Critical financial distress among UK firms up by a quarter

More than 47,000 firms have started 2024 on the edge of collapse, according to a new report.

Data compiled by accountancy firm Begbies Traynor revealed that 47,477 UK businesses were classed as being in a “critical” position in the fourth quarter of last year, up 26% on the previous quarter.

The third quarter itself had seen a similar rise from the previous three-month period.

All of the 22 sectors assessed by the insolvency specialist showed an increase in critical financial distress, highlighting how the current economic climate is having a detrimental impact on every part of the UK economy. The key sectors driving this increase continue to be construction, real estate and property, and support services, alongside health and education.

A “significant percentage” of the businesses identified as being in critical financial distress are thought likely to enter insolvency in the next year.

Another 539,900 businesses were classed as being in “significant” financial distress in the quarter, an increase of 13% on the previous three months.

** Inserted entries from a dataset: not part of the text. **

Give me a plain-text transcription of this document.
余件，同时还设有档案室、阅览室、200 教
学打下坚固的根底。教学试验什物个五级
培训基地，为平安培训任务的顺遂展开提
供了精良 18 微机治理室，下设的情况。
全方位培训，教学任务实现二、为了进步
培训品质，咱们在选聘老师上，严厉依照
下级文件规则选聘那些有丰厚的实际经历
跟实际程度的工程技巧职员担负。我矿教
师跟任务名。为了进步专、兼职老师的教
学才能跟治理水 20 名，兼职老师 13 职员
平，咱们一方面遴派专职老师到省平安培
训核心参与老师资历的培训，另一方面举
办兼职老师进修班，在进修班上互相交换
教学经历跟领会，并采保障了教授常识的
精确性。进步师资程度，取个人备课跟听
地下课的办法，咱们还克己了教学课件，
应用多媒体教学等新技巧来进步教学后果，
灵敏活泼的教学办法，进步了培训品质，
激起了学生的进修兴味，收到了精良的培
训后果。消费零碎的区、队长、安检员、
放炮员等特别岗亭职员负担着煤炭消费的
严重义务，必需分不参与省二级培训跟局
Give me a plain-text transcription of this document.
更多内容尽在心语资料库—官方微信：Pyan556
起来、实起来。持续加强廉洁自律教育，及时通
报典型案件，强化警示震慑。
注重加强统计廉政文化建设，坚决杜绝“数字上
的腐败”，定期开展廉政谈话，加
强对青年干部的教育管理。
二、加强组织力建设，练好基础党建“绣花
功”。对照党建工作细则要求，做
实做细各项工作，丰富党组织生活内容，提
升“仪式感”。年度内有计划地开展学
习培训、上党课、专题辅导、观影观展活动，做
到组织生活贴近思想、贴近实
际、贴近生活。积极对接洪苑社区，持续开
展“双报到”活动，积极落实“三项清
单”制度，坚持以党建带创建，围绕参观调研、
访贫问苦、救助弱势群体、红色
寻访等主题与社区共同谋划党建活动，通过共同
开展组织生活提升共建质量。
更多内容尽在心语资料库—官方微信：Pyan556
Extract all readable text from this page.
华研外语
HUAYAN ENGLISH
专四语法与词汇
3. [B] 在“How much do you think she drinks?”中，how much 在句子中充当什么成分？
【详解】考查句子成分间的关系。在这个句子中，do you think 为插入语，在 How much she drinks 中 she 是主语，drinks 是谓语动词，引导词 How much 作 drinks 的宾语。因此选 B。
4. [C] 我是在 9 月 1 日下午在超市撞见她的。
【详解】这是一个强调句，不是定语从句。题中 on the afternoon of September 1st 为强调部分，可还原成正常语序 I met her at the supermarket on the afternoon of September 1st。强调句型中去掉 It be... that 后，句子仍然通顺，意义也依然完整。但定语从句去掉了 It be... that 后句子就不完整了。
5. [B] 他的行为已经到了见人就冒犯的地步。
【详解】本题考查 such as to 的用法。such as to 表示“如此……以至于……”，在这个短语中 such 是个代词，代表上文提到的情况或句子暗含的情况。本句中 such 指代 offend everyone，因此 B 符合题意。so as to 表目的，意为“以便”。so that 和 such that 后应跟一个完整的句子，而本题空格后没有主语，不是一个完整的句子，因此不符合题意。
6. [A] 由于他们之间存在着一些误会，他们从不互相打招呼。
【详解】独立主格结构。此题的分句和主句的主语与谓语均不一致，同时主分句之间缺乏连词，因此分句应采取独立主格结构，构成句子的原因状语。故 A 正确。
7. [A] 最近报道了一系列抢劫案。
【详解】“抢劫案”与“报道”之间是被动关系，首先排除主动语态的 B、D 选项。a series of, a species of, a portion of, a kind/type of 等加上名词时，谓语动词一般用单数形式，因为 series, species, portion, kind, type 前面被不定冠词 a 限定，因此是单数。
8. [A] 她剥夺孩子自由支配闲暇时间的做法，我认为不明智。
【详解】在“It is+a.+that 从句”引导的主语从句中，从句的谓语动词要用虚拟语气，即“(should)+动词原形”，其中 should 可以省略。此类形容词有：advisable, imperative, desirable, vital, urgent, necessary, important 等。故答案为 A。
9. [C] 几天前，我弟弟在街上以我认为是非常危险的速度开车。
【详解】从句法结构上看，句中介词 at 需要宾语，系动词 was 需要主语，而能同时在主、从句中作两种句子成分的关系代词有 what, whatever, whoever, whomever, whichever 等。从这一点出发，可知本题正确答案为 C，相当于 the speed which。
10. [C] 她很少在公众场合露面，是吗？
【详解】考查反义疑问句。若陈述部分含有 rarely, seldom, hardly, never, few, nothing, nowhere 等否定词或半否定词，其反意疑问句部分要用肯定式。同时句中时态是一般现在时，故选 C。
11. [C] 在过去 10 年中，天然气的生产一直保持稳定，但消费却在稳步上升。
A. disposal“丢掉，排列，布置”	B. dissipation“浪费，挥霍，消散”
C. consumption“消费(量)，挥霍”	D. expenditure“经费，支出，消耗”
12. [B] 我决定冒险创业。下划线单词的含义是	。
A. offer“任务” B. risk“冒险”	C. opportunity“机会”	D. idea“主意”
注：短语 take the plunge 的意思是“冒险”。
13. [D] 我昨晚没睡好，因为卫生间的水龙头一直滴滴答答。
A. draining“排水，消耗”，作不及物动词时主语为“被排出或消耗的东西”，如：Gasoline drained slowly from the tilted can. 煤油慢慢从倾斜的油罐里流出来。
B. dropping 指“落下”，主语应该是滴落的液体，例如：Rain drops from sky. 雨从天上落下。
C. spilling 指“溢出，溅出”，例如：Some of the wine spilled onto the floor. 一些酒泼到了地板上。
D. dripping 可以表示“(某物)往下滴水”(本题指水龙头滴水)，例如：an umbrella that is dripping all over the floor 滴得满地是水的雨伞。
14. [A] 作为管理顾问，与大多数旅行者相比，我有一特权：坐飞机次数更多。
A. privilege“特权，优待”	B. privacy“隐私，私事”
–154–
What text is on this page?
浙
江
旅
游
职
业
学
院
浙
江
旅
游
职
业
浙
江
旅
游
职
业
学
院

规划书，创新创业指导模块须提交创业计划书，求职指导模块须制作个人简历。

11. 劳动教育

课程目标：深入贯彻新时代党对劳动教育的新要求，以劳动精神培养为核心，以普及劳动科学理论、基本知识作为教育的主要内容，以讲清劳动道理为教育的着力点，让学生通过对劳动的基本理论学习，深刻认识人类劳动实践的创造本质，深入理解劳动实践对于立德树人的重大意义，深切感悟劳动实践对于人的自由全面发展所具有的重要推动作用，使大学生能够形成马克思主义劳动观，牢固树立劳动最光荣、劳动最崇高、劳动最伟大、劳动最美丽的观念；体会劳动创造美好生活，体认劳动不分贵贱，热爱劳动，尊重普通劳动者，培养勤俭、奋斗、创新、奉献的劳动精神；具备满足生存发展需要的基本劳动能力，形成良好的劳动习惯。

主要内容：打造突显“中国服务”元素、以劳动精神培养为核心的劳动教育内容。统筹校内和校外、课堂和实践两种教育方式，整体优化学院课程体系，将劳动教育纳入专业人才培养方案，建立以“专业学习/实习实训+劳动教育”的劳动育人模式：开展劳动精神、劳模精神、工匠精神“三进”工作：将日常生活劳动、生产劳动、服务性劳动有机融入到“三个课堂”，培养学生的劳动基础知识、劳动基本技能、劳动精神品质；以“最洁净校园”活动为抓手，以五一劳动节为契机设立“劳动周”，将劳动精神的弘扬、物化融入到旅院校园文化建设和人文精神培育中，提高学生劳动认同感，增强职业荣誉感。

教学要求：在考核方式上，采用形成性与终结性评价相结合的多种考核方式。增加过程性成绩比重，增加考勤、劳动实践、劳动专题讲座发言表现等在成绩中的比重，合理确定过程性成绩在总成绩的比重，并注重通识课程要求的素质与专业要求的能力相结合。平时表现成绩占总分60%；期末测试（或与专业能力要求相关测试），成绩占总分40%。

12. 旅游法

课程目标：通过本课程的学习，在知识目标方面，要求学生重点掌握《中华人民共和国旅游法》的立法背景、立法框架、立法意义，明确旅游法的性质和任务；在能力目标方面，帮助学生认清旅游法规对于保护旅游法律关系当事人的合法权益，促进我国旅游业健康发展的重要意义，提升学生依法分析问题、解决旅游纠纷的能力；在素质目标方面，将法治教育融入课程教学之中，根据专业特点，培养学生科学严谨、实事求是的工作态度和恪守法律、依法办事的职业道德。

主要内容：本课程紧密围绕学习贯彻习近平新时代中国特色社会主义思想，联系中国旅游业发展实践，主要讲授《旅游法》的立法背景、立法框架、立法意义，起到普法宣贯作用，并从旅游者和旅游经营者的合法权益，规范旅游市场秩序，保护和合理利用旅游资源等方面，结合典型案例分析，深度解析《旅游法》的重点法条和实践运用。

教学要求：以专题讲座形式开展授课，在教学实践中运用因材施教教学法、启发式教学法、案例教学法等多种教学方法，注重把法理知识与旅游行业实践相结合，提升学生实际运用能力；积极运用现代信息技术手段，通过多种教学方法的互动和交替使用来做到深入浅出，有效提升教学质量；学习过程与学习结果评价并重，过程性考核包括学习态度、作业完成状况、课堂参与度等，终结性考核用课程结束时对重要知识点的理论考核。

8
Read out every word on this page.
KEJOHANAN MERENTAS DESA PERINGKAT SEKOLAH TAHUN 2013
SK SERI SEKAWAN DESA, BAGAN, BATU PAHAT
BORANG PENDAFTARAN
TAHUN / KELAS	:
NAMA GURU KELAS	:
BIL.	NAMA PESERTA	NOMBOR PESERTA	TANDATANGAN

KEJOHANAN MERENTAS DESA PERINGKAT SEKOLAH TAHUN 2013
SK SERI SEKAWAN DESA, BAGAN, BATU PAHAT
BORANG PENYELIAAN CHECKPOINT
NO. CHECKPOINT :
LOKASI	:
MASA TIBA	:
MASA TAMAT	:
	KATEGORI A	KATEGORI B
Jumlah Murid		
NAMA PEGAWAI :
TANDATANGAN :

British businesses faced a “perfect storm” of challenges last year, from high interest rates and surging inflation to weak consumer confidence and rising and unpredictable input costs, said Julie Palmer, a partner at Begbies Traynor.

“Now that the era of cheap money is firmly a thing of the past, hundreds of thousands of businesses in the UK, who loaded up on affordable debt during those halcyon days, are now coming to terms with the added burden this will have on their finances.

“For some, a better-than-expected Christmas may kick these concerns down the road for a little longer, but the rapid growth in the levels of critical financial distress point to an economy that is waking up to the danger of debt ladened businesses in a higher rates environment.”